JOHN TILBURY / SEBASTIAN LEXER – Lost Daylight

Another Timbre

Six pieces for piano. Five were penned by Terry Jennings and performed by Tilbury alone, the sixth is a version of John Cage’s “Electronic Music For Piano” where the manual effort is enhanced – and even mangled – by Lexer’s electronics.

I must admit of not being extremely familiar with Jennings’ artistic production, yet this does not prevent yours truly from appreciating the pensive temperament of these laconic sketches, which recall Morton Feldman’s style quite closely, maybe with slight allusions to La Monte Young’s well tuned mists. The allure lies entirely in the superimposed echoes of the upper partials; as Michael Pisaro rightly says in the liners, “there is always time for the resonance of the piano”. Here the horned character residing in a callous reviewer starts spitting out malicious queries. Would this material be deemed as ordinary, hadn’t Tilbury’s proverbial sensibility been involved? Why should music that is curiously (and, needless to say, coincidentally) akin to certain figurations leisurely improvised as a youngster by your very commentator be considered top-rank art? Why didn’t the same adolescent think of publishing those meditations, preferring instead to leave them fading to a grey oblivion? In a word, the performer seems to be the entity that sheds the magic powder needed to elevate intuitions that may sound pretty normal otherwise, though emotionally attractive to a degree.

An interesting paragraph in Pisaro’s writing underlines three important points/questions regarding “something necessary that has been lost” evoked by Jennings’ chords, and expressed as follows: “I don’t know what is it”, “Where did it go?”, “When will we get it back?”. My polite attempts to answer: 1) Purity, of the juvenile kind (see above); 2) Gurgling down the drain, replaced by the practically unavoidable human quest for recognition and funds or – in absence thereof – acceptance in an established circle; 3) Never, but a responsive individual’s remote memory can help retrieving that feeling through the assimilation of sympathetic vibrational phenomena, possibly delivered from philosophies and schools of thought. Zen, someone said. Let me silently chuckle, for not even Cage knew what that was, green tea and tofu notwithstanding. Since we’re on the subject: many people are really persuaded that it all begins from that sort of diet, or by staring at a fixed point while fantasizing about sounds they can’t hear explained by absurd graphics.
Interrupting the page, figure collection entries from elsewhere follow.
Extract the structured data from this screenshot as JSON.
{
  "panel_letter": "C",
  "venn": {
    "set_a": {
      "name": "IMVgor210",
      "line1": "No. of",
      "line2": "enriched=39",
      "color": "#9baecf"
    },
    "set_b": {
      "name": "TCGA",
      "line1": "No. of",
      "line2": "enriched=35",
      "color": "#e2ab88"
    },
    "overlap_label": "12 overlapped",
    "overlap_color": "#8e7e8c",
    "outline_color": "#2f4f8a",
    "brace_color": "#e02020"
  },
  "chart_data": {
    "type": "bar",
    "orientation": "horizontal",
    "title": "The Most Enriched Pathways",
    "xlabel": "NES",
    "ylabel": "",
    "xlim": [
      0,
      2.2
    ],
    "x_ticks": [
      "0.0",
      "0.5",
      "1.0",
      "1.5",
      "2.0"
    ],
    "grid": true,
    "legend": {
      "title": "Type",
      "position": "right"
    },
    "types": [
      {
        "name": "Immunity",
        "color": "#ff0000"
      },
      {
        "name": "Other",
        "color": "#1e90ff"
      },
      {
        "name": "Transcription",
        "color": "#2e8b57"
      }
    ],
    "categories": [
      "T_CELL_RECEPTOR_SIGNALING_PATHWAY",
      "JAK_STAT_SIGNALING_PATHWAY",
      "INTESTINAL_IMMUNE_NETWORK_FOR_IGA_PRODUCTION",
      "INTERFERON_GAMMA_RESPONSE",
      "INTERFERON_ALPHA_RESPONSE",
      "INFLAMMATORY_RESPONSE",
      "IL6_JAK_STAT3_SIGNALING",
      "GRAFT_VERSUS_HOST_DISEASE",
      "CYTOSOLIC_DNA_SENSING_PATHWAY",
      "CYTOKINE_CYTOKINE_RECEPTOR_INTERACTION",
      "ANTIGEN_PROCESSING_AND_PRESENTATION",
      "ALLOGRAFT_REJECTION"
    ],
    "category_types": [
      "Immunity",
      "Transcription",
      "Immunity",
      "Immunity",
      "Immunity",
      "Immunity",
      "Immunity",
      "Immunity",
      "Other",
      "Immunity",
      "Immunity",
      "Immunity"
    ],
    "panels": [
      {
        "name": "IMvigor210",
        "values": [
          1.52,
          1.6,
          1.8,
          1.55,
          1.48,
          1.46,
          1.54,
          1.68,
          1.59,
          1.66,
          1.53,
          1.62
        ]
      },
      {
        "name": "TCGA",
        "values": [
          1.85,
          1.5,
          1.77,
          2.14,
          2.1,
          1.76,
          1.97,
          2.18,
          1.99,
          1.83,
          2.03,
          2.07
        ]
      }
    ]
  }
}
Life’s second act flies inexorably for the unfortunates who reach the halfway marker without having a clue of what they’re going to do as adults.

As far as the aforementioned Cage’s opus is concerned, this particular rendition was devised by following a course of action that involves a system of “stationary and movable microphones”, set to record gestures influenced by “lines printed on transparencies and star maps”. The outcome was additionally reworked and edited – according to random processes – by the computerized management. As it frequently happens with the revered theorist’s work, the interest elicited by reading the procedures exceeds the actual worth of the end result in terms of compositional significance. In truth, several moments exist in which we were forced to raise the aerials to seize that “something in between” the notes, and a good number of lopsided halos born from the studio treatment are veritably stunning. However, the relative inconsistency of the consecutiveness places a considerable quantity of remarkable incidents into a somewhat hit-and-miss patchwork where the rare splendor of a harmonic aura is often wracked by the intrusion of inconsequential events, which was probably Cage’s “intention”. The whole – unsurprisingly – includes the obligatory stretches of silence. Perhaps I’m not sufficiently enlightened to perceive a higher value in this conception. This aside, it is still a prominent episode.

Perfectly aware that the upcoming conclusion could appear ironic after the preceding considerations, it is also true that translating an admittedly coldhearted analysis as gratuitous polemics would constitute an unnecessary amplification of rationality. To erase any residual doubt: Lost Daylight is an absorbing record, comprising both flashes of insightful grace and technical flexibility. It deserves your utmost attention. Some conjectural underpinnings might be subjects for further debate, but sizeable portions of magnetism are unquestionably present.